Ecclesiastical enclosure, Farran, Co. Kerry
Co. Kerry |
Ecclesiastical Sites
Nobody marked it on either edition of the Ordnance Survey six-inch maps.
The only reason anyone outside the immediate locality knows it exists is that an aerial flight over this part of Kerry revealed, to a sharp-eyed observer, the faint curvature of an earthen bank in a pasture field near Farran. That observer was Dr Daphne Pochin Mould, and even then, the landowner confirmed what the maps had already suggested: the enclosure had never been particularly visible from the ground, and had been levelled still further around thirty years before the site was formally recorded.

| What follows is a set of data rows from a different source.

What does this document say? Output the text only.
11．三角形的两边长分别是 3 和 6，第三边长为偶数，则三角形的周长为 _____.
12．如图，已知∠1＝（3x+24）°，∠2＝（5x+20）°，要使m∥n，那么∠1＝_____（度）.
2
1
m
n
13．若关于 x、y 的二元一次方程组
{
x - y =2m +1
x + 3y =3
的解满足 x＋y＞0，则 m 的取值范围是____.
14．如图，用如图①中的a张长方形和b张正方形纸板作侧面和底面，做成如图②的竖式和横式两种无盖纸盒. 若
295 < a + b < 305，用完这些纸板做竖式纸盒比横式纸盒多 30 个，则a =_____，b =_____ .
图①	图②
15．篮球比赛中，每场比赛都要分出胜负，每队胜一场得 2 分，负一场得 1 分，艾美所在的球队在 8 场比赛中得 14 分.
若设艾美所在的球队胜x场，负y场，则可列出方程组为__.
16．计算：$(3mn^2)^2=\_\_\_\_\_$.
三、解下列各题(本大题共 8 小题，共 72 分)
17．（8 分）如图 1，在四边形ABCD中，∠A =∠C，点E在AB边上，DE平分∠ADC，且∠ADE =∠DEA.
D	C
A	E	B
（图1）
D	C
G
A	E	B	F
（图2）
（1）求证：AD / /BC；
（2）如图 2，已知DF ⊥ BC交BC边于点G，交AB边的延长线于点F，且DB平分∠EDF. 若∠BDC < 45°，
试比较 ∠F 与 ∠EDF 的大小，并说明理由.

What survives is a low, curving earthen bank running from south-south-west through west and on to the north and east, enclosing an area roughly 80 metres in overall diameter. Inside, the foundations of at least two hut sites remain legible. The more substantial of the two is a sub-rectangular structure placed roughly at the centre of the enclosure, measuring about 20 metres north to south; within it, a small mound around 6 metres across sits just inside the western wall. A second, sub-circular hut site lies to the north, with its enclosing bank best preserved on the north, south, and west sides. Elsewhere within the enclosure, further earthworks resist easy interpretation, and there are traces of cultivation ridges running north to south. The nearby placename offers a clue to the site's origins: Dysert derives from the Irish diseart, meaning a desert or secluded retreat, a word used in early medieval Ireland to describe a hermitage or place of monastic withdrawal. The former parish church and graveyard of Dysert lie a short distance to the north, and on the first Ordnance Survey edition, a strip of Glebe land, the land historically set aside to support a parish clergyman, is shown running between the enclosure and the church site along either side of the Castleisland to Killarney road.
The limestone geology of the area adds a further layer of uncertainty. The landowner recalled seeing, as a child, what he described as a stone-built cave in the field to the north-east of the enclosure, apparently running northward towards Dysert church. Natural passages and creeps, the narrow gaps and tunnels that form beneath limestone outcrops, are common in undulating terrain of this kind, and it is possible the feature was entirely natural. It is equally possible it was a souterrain, an underground stone-lined passage often associated with early ecclesiastical or settlement sites, used variously for storage, refuge, or concealment. Whether cave or souterrain, no trace of it has since been confirmed.